Deutsche Dumps Dodd - How Germany's Biggest Bank Ran Circles Around The Fed

Tyler Durden's picture

Why are we not surprised at the fact, as reported by the WSJ, that Deutsche Bank AG changed the legal structure of its huge U.S. subsidiary to shield it from new regulations that would have required the German bank to pump new capital into the U.S. arm. The bank on Feb. 1 reorganized its U.S. subsidiary, known as Taunus Corp., so that it is no longer classified as a 'bank-holding company'. The technical change has important consequences. Taunus—which at the end of last year had about $354 billion of assets and 8,652 employees, making it one of the largest U.S. banking companies—won't have to comply with a provision of the U.S. Dodd-Frank regulatory-overhaul law that essentially forces the local arms of non-U.S. banks to meet the same capital requirements that American banks fact. A provision of the Dodd-Frank Act was going to require Deutsche Bank to infuse Taunus, which for years operated with thin capital cushions, with what executives feared could be as much as $20 billion. Taunus is no longer a bank-holding company and won't have to comply with the tougher capital rules, even though Taunus still houses Deutsche Bank's U.S. investment bank.

 

While U.S. regulators haven't objected, the maneuvers by European banks to sidestep elements of Dodd-Frank have generated controversy.
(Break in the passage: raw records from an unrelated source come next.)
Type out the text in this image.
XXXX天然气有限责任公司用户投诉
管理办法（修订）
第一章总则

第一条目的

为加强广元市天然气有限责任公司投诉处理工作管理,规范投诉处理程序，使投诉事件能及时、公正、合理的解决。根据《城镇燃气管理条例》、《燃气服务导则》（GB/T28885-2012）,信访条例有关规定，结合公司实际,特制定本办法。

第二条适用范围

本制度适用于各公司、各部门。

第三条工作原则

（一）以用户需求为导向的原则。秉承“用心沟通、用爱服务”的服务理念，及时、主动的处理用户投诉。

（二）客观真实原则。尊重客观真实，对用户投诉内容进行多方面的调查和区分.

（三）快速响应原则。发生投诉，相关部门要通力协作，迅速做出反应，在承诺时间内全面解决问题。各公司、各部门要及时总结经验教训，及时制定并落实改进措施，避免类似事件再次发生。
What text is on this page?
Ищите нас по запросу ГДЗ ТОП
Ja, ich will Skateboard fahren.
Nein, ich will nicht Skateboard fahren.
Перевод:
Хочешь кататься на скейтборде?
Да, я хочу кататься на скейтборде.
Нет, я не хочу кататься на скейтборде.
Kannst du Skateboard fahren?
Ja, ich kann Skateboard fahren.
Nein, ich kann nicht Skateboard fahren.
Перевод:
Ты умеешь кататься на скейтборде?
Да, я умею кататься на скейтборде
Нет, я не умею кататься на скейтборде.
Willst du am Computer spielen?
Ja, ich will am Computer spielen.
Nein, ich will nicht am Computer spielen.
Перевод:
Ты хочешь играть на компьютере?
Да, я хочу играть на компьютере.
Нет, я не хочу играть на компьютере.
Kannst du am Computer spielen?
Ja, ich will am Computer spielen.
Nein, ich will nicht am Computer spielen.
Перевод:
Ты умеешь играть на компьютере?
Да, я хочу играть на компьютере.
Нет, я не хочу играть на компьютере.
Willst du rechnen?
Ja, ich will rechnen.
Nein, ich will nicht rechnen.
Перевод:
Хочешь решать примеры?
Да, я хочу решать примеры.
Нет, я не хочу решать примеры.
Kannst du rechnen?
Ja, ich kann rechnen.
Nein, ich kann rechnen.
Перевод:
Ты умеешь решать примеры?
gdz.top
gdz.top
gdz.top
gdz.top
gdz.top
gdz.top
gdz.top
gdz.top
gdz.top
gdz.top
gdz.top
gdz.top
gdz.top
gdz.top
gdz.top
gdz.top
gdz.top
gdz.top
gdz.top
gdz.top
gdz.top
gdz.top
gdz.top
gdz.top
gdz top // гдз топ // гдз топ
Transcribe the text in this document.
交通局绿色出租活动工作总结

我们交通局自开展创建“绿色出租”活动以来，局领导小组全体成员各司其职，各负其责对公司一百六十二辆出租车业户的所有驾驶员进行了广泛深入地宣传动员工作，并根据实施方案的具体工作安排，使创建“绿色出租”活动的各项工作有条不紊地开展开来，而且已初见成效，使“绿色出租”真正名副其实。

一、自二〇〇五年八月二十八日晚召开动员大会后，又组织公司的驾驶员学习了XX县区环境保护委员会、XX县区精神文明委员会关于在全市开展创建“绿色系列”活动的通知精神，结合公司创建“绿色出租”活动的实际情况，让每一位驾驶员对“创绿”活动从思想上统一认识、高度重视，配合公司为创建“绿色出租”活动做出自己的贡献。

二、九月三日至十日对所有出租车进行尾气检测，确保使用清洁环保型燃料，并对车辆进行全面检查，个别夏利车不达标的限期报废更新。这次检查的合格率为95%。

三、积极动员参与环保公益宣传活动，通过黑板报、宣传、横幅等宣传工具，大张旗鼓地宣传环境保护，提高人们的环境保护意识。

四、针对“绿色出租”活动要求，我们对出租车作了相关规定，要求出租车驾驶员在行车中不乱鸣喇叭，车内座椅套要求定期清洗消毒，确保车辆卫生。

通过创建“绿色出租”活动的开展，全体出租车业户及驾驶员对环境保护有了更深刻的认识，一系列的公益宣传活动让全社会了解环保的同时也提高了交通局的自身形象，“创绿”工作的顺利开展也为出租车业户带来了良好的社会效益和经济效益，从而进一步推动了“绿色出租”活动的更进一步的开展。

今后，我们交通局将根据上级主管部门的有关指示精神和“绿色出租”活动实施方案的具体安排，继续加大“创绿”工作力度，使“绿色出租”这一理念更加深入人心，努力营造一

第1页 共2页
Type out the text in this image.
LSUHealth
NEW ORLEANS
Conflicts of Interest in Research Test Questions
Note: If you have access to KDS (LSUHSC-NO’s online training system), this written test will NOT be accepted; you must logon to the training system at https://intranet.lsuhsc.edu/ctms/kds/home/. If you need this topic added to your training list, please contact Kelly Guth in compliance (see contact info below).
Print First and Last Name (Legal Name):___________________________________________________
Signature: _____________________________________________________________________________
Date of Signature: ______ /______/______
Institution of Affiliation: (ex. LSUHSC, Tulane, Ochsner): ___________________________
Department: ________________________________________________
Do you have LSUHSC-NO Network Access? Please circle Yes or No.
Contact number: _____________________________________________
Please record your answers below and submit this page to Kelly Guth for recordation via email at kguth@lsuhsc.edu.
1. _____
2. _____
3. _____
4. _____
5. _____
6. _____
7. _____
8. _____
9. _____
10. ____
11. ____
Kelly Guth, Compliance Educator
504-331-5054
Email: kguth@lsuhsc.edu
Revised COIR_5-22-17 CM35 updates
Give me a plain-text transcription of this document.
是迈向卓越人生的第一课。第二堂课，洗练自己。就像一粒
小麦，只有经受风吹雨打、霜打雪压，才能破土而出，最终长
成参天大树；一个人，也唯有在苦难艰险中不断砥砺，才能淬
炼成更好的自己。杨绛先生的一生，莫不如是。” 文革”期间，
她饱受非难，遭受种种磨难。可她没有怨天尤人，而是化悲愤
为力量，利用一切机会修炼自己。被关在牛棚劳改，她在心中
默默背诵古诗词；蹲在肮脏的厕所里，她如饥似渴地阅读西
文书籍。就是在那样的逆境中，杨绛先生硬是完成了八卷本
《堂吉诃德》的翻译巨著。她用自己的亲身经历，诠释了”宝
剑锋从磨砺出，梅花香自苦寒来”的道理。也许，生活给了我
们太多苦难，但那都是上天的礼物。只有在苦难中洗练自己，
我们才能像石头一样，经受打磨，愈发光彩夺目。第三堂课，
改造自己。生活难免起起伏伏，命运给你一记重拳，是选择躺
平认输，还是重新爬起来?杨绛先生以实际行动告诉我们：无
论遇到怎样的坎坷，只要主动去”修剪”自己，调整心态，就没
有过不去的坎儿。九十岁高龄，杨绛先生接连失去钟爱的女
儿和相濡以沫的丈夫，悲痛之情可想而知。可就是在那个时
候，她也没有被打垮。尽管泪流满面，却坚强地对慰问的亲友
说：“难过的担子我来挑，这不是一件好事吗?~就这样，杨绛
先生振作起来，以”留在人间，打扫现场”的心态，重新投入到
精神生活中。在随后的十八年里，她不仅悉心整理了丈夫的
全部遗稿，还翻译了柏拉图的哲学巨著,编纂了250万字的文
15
Some experts worry the tactics will allow the U.S. arms of the European banks to continue operating with thin capital cushions and that their overseas parents won't come to their rescue if they get into trouble. "When an institution becomes stressed, long experience has shown that foreign banks and their regulators are reluctant to send capital abroad to support U.S. operations," said Sheila Bair, the recently departed chairman of the Federal Deposit Insurance Corp. "The only capital that matters is that which is here in the U.S. and can be accessed." But because Taunus is no longer a bank-holding company, it is unclear what jurisdiction the Fed will have to intervene in the investment-banking arm if it has concerns about how the unit is being run or whether it has adequate capital buffers.”